Am 4. Januar 1974 läuft die erste Folge, vierzehntäglich am Freitag. «Der Ansatz war ungewöhnlich, es gab kritische Berichte und neue technische Elemente wie Blue-Box-Aufnahmen, eine Art TV-Zauberei. Und weil ich keinen Kittel besass, musste ich mir von meinem Moderationskollegen André Francioli einen ausleihen», erzählt Schawinski.

Der berühmte Ravioli-Report von 1978

Von aussen kommt grosser Applaus, von innen Widerstand. «Ich war kein strammer Linker und erfolgreich, das weckte Kritik und Eifersucht.» Nach einem Jahr wird das Format dank guter Quoten ins Hauptprogramm gehievt. Es gibt kaum Vorgaben und wenig Kontrolle. Stirnrunzeln in der Führungsetage lösen höchstens unzufriedene Firmen aus. «Ich sagte meinen Chefs: ‹Wenn man uns einklagt, ist das kein Problem. Wir müssen kritisch sein. Es dürfen uns einfach keine Fehler passieren.›»

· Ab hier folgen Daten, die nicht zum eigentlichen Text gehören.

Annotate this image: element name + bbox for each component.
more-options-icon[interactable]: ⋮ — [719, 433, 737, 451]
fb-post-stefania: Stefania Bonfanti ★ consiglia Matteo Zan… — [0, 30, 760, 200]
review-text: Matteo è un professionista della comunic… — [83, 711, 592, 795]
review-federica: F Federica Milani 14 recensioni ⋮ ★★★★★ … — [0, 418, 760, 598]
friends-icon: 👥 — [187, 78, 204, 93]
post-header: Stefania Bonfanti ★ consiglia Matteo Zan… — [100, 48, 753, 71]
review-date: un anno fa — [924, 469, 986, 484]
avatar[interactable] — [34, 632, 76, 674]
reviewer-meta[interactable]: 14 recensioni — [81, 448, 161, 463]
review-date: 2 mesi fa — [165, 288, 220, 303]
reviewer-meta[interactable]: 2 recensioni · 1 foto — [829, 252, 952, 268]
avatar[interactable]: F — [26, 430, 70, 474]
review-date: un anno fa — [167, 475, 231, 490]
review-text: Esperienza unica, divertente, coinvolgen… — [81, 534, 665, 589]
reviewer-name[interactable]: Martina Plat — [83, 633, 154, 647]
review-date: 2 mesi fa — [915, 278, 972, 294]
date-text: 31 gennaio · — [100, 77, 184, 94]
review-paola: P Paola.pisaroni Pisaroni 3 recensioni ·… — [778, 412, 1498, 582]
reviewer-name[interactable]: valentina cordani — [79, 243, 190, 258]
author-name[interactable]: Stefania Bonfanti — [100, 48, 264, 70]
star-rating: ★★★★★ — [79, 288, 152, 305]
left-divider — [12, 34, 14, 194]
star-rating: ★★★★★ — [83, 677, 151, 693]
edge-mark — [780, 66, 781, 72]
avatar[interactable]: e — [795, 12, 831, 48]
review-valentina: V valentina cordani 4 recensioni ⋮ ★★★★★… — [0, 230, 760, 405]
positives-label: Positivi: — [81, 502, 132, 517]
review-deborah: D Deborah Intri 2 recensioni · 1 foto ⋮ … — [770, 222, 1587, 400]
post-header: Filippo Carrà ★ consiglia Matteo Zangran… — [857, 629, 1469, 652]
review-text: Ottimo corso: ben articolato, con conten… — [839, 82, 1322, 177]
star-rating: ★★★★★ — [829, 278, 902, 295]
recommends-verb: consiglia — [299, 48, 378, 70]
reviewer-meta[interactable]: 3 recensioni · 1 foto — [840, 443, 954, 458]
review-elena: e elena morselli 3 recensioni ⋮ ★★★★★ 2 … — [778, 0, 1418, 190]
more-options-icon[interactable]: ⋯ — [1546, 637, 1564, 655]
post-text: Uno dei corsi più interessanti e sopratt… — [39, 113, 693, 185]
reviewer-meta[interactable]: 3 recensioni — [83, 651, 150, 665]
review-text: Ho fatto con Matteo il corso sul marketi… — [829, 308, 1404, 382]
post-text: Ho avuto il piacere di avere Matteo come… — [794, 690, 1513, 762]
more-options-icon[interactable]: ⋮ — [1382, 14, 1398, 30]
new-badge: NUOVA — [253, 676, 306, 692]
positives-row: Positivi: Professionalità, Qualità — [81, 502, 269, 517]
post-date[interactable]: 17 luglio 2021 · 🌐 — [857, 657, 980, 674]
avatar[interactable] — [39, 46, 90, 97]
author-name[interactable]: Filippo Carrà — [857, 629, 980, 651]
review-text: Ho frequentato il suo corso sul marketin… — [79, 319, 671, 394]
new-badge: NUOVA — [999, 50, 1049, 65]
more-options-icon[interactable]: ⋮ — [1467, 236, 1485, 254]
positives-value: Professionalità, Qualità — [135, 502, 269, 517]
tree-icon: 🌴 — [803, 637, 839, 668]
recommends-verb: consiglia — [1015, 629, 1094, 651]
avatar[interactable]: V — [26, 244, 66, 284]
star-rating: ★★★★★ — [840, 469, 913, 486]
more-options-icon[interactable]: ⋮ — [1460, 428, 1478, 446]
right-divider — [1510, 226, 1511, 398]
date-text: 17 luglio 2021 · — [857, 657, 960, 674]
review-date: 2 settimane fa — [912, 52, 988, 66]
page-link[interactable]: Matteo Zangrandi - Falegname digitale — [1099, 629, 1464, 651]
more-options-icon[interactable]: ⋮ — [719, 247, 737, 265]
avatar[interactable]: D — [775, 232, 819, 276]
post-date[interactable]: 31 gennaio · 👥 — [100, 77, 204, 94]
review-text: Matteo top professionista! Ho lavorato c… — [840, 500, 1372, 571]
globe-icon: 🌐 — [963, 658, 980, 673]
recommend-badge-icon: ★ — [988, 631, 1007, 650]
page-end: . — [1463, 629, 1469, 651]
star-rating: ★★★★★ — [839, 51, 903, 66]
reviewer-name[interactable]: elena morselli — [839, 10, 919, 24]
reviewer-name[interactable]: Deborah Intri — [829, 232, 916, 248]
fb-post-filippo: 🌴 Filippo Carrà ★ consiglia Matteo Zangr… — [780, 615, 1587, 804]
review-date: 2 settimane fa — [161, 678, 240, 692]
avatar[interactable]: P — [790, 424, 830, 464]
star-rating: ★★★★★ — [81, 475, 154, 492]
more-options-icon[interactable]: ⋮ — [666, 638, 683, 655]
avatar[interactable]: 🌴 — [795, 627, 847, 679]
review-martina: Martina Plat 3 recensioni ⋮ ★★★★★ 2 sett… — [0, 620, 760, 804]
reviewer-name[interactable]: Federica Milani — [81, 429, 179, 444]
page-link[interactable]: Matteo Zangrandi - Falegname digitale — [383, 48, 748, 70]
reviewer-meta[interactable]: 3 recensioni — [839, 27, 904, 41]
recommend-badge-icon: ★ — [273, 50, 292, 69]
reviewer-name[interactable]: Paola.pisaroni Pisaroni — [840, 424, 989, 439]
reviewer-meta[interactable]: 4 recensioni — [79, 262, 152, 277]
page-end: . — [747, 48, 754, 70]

Exemplarisch für einen Beitrag mit grosser Wirkung ist jener vom 10. März 1978 über die Ravioli von Roco und Hero. Dieser führt zu massiven Verkaufseinbussen, die Firmen reichen Ehrverletzungsklage ein und melden Schadenersatzforderungen an.

1986 übernehmen Urs P. Gasche (78) und Hans Räz (74) und prägen das Format zehn Jahre lang. 1988 sorgen sie mit einem Beitrag über die Aufzuckerung des Schweizer Weissweins für Furore. Im selben Jahr löst der «Fall Melanie» über ein todkrankes Mädchen heftige Empörung gegenüber der IV aus. Bundesrat Flavio Cotti (1939–2020) schaltet sich persönlich ein.

Die Ära Schmezer

Mitte der 1990er wird das Format aufgefrischt. Hansjörg Utz (73) holt den Berner Ueli Schmezer (62) von Radio DRS 3 als Moderator. «Ich empfand es als grosse Ehre, für diesen Job angefragt zu werden. ‹Kassensturz› ist von mir aus gesehen der spannendste und härteste Moderationsjob, den du bei SRF machen kannst.» Schmezer setzt sich zuerst eine Frist von fünf Jahren. «‹Kassensturz› ist Knochenarbeit. Viele glauben, der Fragesteller im Studio habe ein Heimspiel, doch das ist höchstens die halbe Wahrheit. Der Teppichhändler hat sich ein Leben lang mit Teppichen beschäftigt, während ich in zwei, drei Tagen auf einen vergleichbaren Stand kommen musste.»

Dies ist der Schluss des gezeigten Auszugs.